Although a New York attorney acting on behalf of a Belize-based investment trust filed paperwork for the $16.5 million prize less than two hours before the jackpot was slated to expire a year ago, the claim was withdrawn after Lottery officials said they would not pay the money unless he answered their questions.

Now, as the anniversary of the Dec. 29, 2010, drawing approaches, Lottery Vice President Mary Neubauer says it appears the Division of Criminal Investigation and the Iowa Attorney General’s Office “have active leads they are following.”

And just like members of the public who continue to offer theories and discuss the mystery on the Internet, Neubauer said Lottery officials “as curious as the next person to find out what really went on there.”

“I would really love to have the person who bought the ticket step forward,” Lottery Director Terry Rich said after a budget hearing in Des Moines Dec. 13. “That would ultimately tell us what’s going on.”

The most popular theory about the ticket is that the winner was involved in some illegal activity and tried to “sell” the ticket to someone else to claim the jackpot, Neubauer said.

Another view, Rich said, is it was syndicate of people from outside the U.S. who bought the winning ticket but couldn’t redeem it, so it was illegally sold for more than the $1 ticket was worth.

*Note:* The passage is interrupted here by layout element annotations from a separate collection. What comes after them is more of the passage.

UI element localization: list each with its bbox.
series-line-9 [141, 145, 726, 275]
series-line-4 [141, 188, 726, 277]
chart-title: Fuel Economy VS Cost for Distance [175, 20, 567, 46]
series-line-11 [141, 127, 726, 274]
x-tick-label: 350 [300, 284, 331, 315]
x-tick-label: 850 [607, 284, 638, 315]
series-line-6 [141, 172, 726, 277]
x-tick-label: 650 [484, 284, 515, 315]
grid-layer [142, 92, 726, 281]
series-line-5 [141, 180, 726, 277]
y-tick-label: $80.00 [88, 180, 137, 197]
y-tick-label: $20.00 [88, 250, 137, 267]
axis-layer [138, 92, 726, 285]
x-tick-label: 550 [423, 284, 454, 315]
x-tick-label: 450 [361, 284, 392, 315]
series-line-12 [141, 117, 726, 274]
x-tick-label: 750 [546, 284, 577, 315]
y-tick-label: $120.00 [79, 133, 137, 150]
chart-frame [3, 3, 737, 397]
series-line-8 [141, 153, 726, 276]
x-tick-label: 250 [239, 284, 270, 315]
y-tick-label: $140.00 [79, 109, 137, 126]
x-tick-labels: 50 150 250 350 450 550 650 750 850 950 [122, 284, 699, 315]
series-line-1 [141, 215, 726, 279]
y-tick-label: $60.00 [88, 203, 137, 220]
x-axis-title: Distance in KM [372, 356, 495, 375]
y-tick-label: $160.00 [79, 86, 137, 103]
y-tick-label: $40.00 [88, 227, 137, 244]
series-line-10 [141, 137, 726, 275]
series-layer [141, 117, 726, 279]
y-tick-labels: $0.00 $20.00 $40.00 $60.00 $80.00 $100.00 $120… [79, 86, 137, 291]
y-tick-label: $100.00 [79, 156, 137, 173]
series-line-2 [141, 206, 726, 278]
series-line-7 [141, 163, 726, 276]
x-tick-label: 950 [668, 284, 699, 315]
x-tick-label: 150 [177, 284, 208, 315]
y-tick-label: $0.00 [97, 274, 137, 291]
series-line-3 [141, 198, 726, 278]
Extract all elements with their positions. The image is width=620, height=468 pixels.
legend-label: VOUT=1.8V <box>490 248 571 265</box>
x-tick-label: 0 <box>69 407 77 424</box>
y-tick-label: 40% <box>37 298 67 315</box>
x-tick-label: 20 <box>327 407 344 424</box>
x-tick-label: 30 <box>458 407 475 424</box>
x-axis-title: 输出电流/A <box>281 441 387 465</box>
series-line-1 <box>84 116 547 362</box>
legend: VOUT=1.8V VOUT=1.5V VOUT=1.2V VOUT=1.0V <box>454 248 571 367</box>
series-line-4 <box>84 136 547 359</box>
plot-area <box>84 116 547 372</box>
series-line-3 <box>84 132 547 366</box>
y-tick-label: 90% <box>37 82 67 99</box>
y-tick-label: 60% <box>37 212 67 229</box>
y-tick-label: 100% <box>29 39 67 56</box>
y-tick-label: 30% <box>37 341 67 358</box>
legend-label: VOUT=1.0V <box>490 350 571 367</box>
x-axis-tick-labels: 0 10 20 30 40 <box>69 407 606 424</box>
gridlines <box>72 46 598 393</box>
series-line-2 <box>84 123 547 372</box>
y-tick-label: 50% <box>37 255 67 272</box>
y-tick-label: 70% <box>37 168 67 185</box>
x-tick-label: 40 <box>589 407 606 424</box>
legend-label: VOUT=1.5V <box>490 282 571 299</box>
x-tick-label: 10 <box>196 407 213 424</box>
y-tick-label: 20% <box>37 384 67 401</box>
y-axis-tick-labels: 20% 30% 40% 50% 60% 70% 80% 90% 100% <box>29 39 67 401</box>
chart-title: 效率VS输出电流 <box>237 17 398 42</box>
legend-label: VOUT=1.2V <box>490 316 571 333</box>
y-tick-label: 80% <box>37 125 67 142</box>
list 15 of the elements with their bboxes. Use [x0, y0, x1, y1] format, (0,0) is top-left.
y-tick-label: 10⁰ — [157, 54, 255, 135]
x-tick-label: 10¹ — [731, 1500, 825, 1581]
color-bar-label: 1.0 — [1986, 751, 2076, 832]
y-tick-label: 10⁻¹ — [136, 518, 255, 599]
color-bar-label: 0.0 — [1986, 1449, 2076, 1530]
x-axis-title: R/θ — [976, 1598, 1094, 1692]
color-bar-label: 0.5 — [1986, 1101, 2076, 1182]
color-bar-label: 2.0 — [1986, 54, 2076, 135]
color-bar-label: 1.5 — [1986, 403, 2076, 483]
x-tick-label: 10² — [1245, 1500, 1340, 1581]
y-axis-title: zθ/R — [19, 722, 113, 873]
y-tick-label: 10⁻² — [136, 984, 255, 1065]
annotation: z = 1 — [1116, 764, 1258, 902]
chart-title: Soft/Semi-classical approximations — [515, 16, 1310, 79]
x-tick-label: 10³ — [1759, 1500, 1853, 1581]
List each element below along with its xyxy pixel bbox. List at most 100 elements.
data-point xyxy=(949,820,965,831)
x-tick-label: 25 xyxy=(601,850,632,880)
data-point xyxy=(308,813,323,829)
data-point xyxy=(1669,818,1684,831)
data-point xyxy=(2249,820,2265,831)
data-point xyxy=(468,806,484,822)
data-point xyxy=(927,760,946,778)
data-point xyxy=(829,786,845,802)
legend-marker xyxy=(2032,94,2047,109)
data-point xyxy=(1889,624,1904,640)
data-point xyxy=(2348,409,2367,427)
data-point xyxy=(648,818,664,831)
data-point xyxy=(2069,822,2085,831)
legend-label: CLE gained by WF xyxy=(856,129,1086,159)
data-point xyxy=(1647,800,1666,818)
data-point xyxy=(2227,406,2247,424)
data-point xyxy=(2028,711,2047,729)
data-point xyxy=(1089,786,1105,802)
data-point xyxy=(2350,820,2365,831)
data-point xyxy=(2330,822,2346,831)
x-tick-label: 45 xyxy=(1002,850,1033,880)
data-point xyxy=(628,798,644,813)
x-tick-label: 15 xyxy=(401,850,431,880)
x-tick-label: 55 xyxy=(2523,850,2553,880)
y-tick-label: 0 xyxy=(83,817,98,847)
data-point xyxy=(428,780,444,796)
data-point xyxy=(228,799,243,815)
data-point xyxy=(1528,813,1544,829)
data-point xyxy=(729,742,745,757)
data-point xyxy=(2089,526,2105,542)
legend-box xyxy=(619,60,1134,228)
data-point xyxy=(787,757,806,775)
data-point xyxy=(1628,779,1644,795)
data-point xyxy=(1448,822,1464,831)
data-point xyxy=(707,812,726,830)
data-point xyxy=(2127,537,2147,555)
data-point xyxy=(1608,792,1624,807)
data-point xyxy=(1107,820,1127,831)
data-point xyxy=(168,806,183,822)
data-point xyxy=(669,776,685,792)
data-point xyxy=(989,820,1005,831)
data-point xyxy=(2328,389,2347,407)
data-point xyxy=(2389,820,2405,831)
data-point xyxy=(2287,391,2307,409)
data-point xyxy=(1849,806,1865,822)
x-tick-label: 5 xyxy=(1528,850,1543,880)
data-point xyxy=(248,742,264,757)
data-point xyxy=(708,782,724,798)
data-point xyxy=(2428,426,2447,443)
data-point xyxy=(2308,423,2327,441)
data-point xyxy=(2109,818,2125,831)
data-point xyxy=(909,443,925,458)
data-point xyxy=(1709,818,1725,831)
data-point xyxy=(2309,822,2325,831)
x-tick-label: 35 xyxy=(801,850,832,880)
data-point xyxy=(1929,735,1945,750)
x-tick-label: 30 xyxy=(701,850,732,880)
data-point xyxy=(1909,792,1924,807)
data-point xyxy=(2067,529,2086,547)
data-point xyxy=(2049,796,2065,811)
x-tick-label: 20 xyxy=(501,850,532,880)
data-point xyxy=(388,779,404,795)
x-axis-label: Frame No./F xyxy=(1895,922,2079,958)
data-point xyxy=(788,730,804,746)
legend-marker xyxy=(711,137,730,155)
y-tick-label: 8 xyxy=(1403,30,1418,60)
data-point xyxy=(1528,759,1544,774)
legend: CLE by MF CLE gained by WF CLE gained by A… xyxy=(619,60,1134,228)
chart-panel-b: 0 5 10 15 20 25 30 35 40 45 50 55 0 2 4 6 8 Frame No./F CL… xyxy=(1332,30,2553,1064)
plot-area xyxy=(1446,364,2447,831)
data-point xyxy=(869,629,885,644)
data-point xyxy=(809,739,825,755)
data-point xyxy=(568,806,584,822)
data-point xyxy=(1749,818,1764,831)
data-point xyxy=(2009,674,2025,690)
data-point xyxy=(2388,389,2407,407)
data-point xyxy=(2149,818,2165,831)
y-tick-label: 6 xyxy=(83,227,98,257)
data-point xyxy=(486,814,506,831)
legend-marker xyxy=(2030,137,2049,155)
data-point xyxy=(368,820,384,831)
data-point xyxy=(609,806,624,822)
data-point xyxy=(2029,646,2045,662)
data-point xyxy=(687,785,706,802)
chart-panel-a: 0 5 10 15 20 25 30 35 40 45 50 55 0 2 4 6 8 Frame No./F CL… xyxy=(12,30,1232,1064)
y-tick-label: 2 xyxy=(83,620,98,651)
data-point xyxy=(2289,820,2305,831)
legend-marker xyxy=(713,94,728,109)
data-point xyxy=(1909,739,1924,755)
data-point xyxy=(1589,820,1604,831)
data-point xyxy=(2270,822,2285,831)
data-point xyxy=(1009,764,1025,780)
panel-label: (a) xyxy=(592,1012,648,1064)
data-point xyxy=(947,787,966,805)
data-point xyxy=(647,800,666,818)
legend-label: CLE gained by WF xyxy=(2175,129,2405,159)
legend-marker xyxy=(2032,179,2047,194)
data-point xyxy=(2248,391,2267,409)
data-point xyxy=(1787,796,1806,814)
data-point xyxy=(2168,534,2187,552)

Again, Iowa law does not allow lottery ticket scalping.

In either case, the Lottery would not pay the prize because Iowa law disallows lottery ticket scalping, Rich said.

Neubauer is encouraged that the DCI is finding new leads.

“As long as it’s an active case, then I think that’s good because there is information the investigators are finding they can continue to follow,” she said.

Whether or not the mystery is solved – and Neubauer has her doubts, she believes that through due diligence “we stopped something that definitely appeared to be untoward from happening.”

“Bottom line,” Rich said, “we got to keep the money, and we got to redistribute it back to our players, and the integrity of the game was kept intact.”

The money was distributed through the Lottery’s Mystery Millionaire promotion earlier this year.

Gov. Terry Branstad praised Rich for protecting the integrity of the state’s gaming enterprise by standing up to “this individual that basically gave up on trying to cheat. At least that’s the way it looked.”

The way things look to Rich, the Lottery expects to be able to provide a minimum of $60 million annually in profits to the state treasury. Last year, it generated $78 million in proceeds thanks to some large jackpots. A record $587.5 million Powerball jackpot in November generated $10 million worth of sales in Iowa alone -- doubling the $5 million in Powerball proceeds in November 2011.

Also at the budget hearing, Rich said the Iowa Lottery is in conversation with other Multi-State Lottery members on a $5 lottery game with multi-million dollar prizes. It may debut in late 2013 or 2014.

“A lot of research needs to be done, we’ve got to make sure that the states agree when you have a national lottery like this,” he said.